Several of the techniques were evaluated using novel or proprietary software, and it is unknown whether conclusions remain valid using software or MRI sequences from other vendors and whether the same normal ranges are applicable. For example, some echocardiographic strain indices are known to vary between vendors [43], so this could also be true of CMR feature tracking.

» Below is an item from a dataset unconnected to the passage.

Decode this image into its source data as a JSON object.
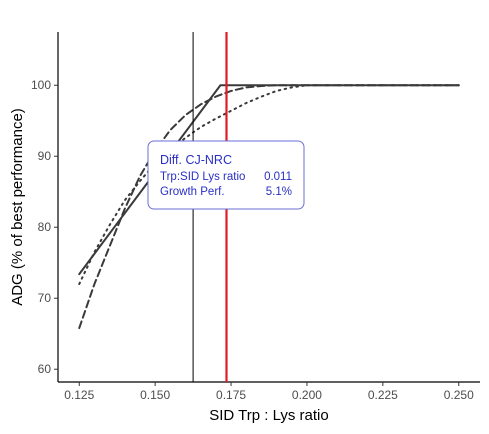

Similarly, native T1 normal values are known to vary not just by magnetic field strength but are unique to individual MRI scanners, thus compounding the limitation of single-center studies performed on a single magnet. To become a meaningful parameter in clinical practice for HCM risk stratification, standardization in quantification and reporting of native myocardial T1 values across different CMR hardware/software combinations and field strengths would be preferable [44].

6. Conclusions

In conclusion, there is growing evidence to support the inclusion of novel CMR parameters in the clinical risk stratification of sudden death in HCM patients. Further refinement of risk prediction using these parameters has the potential to reduce morbidity and mortality and drive new research into prognostication as well as the monitoring of disease-modifying drugs. In particular, with increasing research and experience, T1, extracellular volume, T2, and CMR feature tracking have the potential to influence future guidelines and clinical care pathways.